I know that there are several species that make for fine Christmas trees in homes all over, but for me the sweet scent of balsam, the deep green needles that hold tight to gently placed ornaments and clipped-on lights — especially my old-fashioned bubble lights — guarantees that a wild balsam — never farm-raised — will grace my living room every Christmas season.
When I finished putting all the ornaments on this week, I sat back the first evening the tree was up and looked at it just as I have sat looking at every year’s Christmas tree for hours, joy in my heart that a tree such as a balsam should give me such unlimited pleasure.
I looked it over several times, noticing that hung from its branches were several ornaments from the late 40s into the 50s that were handed down to me by my mother. A colorful metal bell, a Chinese lantern-shaped metal ornament of varied colors, and a handful of glass balls, the latter the only survivors of several my mother gave to me.
Along with those really old ornaments, a number of wooden ornaments created by my lovely wife over 50 years ago are hanging on this year’s tree as well. They were marked as paint-by-number ornaments in a kit, and as a 19-year-old brand-new mother, my wife hand-painted each one; carolers, angels, a rocking horse and others, all long-used but still treasured ornaments to admire each Christmas season.

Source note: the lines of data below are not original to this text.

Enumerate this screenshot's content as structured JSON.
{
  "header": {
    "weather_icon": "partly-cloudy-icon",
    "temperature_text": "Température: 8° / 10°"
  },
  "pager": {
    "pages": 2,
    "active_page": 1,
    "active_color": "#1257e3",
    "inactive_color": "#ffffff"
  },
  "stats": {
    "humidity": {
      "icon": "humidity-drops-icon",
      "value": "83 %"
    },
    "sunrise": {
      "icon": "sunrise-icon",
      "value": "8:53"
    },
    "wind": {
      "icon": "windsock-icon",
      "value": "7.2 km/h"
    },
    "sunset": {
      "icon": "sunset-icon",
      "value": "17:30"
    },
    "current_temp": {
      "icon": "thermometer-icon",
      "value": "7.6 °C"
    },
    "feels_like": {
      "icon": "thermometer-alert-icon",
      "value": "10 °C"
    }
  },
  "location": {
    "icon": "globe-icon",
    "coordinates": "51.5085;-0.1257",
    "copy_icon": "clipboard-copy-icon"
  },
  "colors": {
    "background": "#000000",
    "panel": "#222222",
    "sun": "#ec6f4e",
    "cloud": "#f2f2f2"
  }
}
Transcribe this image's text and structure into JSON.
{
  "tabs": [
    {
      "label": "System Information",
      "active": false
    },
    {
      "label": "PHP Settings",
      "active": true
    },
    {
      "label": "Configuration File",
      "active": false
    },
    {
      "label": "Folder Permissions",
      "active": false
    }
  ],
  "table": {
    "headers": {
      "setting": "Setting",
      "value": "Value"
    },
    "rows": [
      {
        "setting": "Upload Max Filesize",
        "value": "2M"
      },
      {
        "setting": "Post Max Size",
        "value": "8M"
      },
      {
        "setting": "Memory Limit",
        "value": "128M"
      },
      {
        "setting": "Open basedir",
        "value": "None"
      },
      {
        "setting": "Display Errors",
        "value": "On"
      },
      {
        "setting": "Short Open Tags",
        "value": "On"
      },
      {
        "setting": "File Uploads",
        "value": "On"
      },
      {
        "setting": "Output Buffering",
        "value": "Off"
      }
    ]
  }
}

There are a few hand-sewn and knitted ornaments as well, along with my favorite store-bought decorations. I will unabashedly admit that I am an ornament junkie whenever I step inside a Christmas shop, and several absolutely beautiful, handcrafted ornaments, many of them from a wonderful Christmas shop in Door County, hang from our tree as well.
Do I get a lump in my throat as I look at the old-time ornaments my mother gave me so many years ago? Contrary to my long-cultivated appearance as a true backwoods hick who has not a single mushy, sentimental bone in his body, Christmas trees, Christmas ornaments and Christmas lights never fail to make me feel like a sentimental old codger.
I should not admit it, but when I look at those beautiful things my backwoods, never-emotional, stoic persona disappears about the same time a few tears find their way out of my eyes as I think about and remember my mother and our long-ago Christmases together.
I’m very much thinking about her right now.